Monday, November 7, 2011

Conversations with Great Minds - Dick Gregory





For tonight's Converation with Great Minds - I am joined by Dick Gregory to talk about Occupy Wall Street, his activist work on the death penalty for a white supremacist, the Keystone Pipeline and more. Dick Gregory is a comedian, social activist writer, and entrepreneur whose work has redefined how Americans perceive political comedy and African American comedians. He got his first big break when he was hired by Hugh Hefner to perform stand up at the Chicago Playboy Club in 1961 and he hasn't stopped since. He began political activism by running against Richard J. Daley for the mayor's office in Chicago in 1967 and followed that up with a write-in campaign for the Oval Office in 1968 as a candidate of the Freedom and Peace Party.

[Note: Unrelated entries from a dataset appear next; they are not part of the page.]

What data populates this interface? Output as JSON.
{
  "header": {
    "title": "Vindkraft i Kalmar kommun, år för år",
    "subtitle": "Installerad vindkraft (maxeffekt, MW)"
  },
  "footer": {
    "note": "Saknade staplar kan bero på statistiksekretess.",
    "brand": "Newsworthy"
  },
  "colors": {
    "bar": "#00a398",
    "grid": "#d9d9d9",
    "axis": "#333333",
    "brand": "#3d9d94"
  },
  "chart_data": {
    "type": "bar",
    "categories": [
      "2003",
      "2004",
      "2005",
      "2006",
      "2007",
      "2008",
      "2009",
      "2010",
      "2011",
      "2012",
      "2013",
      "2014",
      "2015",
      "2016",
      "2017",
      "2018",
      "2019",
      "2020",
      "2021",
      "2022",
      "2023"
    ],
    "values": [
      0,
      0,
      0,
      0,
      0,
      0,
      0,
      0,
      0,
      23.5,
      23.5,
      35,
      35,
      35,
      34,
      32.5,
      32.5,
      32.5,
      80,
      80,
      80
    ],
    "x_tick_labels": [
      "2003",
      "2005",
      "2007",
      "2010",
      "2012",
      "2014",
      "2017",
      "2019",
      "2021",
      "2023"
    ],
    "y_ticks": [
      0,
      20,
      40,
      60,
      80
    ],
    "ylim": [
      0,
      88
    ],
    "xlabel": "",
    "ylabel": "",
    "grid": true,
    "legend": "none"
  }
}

He has devoted himself to many causes throughout his career as an activist - including civil rights, women's rights, anti-war campaigns, the international anti-apartheid movement and environmental protection issues. When Thom Hartmann ran a community for abused kids in New England in the early 1980s, he was on the advisory board, and did fundraisers for the Salem program, and he traveled with Thom to Uganda during the end of the war with Idi Amin to set up famine and medical relief programs. He has devoted his life to using his considerable talents and gifts to helping others. He now finds himself on Comedy Central's list of the 100 Greatest Standups of All Time and has his own star on the St. Louis Walk of Fame.